Além do câncer, tabaco pode causar Doença Pulmonar Obstrutiva Crônica (DPOC); 15% da população tem a doença e maioria deles são fumantes, somente 16% tem o diagnóstico e 12% passam por tratamento.

O tabagismo é uma doença que mata cerca de 6 milhões de pessoas por ano no mundo. Só no Brasil são cerca de 147 mil óbitos anuais. O Instituto Nacional de Câncer (INCA) estima que em 2016 serão registrados no país 28,2 mil casos novos de câncer de traqueia, brônquios e pulmões (17.330 em homens e 10.890 em mulheres). Esses valores correspondem a um risco estimado de 17 casos novos a cada 100 mil homens e 10 para cada 100 mil mulheres. Quem fuma tem cerca de 30 vezes mais chance de desenvolver câncer de pulmão, quando comparados a pessoas que nunca fumaram.

Para alertar sobre as doenças e mortes relacionadas ao tabagismo, a Organização Mundial da Saúde (OMS) criou o Dia Mundial Sem Tabaco, celebrado no dia 31 de maio. Segundo o coordenador do Centro de Pneumologia do Hospital Alemão Oswaldo Cruz, Prof. Dr. Elie Fiss, o câncer de pulmão é o que mais provoca mortes no mundo. “O principal fator de risco para o desenvolvimento do câncer de pulmão é o tabagismo. A incidência deste tipo de câncer em homens ainda é mais predominante, mas o número de casos em mulheres vem crescendo. Isso é reflexo do consumo do tabaco, que também vem aumentando entre as pessoas jovens. Apesar dos programas nacionais e das doenças que são causadas pelo cigarro, cerca de 17% da população nacional ainda fuma”, afirma o especialista.

De acordo com o Prof. Dr. Fiss, nos anos 1970, ainda não se associava o tabaco a algumas doenças. Foi no final desta década que surgiram indícios mais frequentes do tabagismo ligados não somente ao câncer de pulmão, mas também ao de laringe, boca e atualmente, de acordo com pesquisas, casos de câncer de bexiga e mama.
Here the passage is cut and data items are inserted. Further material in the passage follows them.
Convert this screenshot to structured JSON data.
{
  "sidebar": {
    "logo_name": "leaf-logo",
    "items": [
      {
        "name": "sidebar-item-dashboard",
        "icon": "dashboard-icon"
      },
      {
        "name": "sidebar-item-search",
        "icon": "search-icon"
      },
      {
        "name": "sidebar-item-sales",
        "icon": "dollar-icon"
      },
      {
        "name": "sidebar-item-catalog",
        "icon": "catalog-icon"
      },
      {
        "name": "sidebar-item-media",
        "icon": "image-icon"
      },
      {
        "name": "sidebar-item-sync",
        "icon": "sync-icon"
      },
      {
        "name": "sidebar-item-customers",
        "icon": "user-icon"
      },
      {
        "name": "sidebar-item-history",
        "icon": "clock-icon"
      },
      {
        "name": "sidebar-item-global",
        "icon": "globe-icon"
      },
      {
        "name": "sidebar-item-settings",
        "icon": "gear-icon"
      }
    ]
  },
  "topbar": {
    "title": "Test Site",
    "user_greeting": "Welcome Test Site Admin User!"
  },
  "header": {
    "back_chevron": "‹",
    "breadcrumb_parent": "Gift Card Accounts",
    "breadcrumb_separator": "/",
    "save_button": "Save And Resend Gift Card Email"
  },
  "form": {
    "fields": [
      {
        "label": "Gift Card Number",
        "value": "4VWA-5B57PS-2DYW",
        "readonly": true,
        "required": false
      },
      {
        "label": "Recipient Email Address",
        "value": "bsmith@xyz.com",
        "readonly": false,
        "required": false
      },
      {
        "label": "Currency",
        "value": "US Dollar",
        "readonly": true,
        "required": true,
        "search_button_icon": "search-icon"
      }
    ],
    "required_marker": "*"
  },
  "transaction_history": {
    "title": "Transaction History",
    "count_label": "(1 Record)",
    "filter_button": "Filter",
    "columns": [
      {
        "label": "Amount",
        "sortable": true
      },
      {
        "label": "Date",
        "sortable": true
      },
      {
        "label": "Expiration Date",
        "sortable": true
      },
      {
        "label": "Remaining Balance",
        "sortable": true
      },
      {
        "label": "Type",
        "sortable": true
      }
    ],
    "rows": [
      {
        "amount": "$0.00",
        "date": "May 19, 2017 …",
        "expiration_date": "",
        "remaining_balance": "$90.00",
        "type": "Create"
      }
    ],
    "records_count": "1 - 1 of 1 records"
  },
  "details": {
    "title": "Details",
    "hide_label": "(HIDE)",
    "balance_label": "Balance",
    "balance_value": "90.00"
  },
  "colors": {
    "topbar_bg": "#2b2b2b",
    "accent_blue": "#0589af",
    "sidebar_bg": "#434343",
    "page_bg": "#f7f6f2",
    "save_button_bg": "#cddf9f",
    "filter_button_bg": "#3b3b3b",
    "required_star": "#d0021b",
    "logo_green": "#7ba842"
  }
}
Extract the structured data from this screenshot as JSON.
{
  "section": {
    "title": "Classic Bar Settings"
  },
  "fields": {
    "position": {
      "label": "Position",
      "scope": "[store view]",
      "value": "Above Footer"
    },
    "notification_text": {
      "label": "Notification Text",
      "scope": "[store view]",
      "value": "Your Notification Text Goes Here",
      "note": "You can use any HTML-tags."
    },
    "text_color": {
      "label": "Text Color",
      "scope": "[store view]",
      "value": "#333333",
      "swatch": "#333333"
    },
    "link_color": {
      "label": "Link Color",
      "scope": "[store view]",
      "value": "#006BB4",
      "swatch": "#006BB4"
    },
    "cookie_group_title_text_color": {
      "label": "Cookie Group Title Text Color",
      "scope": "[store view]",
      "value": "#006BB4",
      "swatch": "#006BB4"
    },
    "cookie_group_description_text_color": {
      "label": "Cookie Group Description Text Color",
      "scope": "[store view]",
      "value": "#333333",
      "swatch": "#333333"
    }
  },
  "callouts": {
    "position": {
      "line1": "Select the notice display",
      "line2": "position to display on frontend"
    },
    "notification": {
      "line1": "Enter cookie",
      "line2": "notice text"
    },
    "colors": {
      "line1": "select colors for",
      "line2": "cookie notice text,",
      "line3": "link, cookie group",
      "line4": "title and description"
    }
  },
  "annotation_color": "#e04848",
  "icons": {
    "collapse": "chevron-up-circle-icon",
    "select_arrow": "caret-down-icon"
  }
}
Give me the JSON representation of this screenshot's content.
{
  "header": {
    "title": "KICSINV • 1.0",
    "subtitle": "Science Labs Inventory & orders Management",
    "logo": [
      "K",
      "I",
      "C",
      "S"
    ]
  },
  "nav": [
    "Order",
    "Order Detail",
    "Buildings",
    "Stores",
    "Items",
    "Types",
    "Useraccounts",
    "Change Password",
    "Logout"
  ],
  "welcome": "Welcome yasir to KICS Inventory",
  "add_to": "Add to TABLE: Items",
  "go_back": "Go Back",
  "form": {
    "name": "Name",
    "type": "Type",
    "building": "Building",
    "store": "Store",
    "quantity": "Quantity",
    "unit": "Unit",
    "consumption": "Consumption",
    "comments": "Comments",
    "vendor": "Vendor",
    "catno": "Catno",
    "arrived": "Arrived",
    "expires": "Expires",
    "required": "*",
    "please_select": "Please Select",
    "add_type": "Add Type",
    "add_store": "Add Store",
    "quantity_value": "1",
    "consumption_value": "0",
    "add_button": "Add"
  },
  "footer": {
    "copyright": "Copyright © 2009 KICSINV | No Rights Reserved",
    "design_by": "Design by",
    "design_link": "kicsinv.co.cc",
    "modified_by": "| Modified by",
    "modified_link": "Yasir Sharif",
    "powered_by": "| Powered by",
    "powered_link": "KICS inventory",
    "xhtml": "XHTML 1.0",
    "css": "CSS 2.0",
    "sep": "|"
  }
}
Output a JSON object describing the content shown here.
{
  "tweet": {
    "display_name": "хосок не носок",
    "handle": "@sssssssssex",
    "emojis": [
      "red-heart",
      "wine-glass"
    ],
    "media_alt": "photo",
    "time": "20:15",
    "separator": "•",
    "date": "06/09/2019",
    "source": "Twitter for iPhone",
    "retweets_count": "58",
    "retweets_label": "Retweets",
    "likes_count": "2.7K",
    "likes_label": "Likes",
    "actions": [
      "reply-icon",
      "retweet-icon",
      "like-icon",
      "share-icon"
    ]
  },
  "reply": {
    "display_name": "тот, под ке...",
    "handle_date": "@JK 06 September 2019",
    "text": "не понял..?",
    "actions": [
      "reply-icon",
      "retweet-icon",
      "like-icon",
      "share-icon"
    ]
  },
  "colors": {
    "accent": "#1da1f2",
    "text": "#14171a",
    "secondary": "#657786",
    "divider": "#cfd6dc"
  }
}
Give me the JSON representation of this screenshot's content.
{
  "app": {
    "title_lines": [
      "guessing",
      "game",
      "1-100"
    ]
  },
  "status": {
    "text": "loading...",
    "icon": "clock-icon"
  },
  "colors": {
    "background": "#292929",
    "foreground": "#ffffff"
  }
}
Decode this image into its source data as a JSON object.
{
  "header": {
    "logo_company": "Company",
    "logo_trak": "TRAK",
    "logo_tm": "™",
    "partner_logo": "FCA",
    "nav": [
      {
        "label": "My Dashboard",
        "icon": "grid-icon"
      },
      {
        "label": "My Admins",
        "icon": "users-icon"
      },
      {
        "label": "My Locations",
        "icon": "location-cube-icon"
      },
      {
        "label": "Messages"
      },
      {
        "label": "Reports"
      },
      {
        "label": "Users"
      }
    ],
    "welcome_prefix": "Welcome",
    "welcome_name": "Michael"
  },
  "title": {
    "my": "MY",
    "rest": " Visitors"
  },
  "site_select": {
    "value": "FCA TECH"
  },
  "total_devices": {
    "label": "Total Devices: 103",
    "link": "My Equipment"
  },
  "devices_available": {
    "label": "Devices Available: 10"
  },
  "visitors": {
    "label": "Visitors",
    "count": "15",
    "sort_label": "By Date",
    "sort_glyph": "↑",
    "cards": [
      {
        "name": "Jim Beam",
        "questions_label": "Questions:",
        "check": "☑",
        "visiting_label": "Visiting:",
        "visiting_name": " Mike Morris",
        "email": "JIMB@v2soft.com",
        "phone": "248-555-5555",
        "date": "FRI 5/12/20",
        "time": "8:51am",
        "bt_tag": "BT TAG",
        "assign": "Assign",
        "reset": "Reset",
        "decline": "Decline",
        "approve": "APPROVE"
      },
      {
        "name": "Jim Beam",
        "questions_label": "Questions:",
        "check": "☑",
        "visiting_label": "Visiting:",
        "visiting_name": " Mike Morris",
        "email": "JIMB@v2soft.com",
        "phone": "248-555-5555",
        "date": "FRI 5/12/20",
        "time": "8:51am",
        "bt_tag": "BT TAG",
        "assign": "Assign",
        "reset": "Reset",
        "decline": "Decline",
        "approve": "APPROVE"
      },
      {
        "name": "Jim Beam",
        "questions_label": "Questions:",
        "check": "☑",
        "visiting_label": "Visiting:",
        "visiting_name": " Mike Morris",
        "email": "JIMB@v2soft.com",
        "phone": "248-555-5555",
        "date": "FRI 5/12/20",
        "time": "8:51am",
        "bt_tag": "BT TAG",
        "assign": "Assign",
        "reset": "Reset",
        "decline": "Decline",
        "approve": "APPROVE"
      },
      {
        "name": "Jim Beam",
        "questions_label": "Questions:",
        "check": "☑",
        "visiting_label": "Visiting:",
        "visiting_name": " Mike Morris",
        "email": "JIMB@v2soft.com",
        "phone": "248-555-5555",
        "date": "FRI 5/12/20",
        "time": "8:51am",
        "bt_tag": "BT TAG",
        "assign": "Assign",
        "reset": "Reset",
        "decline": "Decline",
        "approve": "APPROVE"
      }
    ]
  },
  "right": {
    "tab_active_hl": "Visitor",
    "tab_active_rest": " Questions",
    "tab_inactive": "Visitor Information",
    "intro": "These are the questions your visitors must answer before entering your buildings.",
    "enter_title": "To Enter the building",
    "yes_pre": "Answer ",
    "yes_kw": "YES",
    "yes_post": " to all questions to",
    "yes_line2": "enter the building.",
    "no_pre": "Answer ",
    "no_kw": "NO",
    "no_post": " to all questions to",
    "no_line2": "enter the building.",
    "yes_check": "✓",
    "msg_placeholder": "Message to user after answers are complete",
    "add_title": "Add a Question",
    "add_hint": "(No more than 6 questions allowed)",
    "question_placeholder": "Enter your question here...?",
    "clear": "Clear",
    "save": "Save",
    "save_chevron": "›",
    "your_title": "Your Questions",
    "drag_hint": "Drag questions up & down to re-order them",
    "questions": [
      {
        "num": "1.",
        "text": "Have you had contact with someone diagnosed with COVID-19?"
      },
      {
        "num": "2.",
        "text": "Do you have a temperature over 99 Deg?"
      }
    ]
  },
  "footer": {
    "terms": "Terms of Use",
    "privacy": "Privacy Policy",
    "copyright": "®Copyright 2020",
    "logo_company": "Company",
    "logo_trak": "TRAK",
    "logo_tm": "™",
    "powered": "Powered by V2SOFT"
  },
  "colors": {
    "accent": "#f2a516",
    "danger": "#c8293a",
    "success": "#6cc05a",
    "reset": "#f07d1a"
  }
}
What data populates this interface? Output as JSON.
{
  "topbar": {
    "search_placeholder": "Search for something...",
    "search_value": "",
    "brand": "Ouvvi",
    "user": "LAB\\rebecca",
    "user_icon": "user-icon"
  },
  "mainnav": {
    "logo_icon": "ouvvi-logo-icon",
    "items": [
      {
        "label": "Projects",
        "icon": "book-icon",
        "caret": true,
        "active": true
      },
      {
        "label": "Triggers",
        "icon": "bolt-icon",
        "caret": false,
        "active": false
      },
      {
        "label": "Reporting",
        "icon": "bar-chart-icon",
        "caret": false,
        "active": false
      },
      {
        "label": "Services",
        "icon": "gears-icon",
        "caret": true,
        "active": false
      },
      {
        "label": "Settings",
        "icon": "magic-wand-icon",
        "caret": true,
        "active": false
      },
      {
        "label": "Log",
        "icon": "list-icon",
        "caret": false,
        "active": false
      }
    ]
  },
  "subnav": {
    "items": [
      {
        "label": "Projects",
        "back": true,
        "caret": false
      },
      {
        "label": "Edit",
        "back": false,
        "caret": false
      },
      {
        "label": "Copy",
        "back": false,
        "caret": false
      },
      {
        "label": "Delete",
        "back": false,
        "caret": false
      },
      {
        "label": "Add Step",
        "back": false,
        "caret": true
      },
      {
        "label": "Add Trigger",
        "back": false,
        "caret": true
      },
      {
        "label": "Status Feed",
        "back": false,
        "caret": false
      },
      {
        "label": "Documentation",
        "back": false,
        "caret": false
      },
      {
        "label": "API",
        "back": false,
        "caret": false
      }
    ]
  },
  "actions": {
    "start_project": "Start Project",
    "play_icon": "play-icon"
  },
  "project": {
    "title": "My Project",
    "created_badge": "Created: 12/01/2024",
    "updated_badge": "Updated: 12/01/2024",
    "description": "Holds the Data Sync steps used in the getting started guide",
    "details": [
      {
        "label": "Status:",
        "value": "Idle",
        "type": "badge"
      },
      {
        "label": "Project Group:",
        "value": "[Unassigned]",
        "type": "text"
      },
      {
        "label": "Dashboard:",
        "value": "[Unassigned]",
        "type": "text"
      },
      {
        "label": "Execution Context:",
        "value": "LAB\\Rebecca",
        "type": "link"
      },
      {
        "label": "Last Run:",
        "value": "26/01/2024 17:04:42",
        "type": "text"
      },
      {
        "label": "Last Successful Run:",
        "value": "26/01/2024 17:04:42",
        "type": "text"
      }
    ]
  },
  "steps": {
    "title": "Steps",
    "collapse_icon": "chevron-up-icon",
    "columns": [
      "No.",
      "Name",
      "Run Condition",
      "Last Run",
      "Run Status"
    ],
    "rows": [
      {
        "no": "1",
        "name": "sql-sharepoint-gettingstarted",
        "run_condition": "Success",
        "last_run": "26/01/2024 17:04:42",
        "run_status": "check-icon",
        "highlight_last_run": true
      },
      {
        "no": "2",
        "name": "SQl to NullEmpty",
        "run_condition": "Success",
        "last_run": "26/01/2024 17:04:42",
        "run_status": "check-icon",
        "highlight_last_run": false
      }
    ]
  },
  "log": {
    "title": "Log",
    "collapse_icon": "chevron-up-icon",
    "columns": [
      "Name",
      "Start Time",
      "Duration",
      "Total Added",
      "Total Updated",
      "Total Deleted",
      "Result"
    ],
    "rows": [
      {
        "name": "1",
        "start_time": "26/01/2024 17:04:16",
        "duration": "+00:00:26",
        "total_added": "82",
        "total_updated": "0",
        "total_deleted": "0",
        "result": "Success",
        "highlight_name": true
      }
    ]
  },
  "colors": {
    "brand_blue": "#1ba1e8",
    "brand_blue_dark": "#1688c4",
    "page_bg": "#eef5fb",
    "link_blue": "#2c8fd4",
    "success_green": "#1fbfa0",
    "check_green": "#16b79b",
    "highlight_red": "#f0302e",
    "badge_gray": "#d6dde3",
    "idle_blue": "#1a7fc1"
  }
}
Além de diversos tipos de câncer, fumar ainda pode causar problemas respiratórios, incluindo Doença Pulmonar Obstrutiva Crônica (DPOC), condição progressiva na qual as paredes das vias aéreas inflamam e se tornam estreitas, evoluindo para ruptura dos alvéolos, caracterizando o enfisema pulmonar. Os pacientes costumam apresentar os sintomas, como falta de ar e tosse com catarro, a partir dos 40 anos. De acordo com a OMS, a DPOC será a terceira maior causa de morte em 2020 no mundo.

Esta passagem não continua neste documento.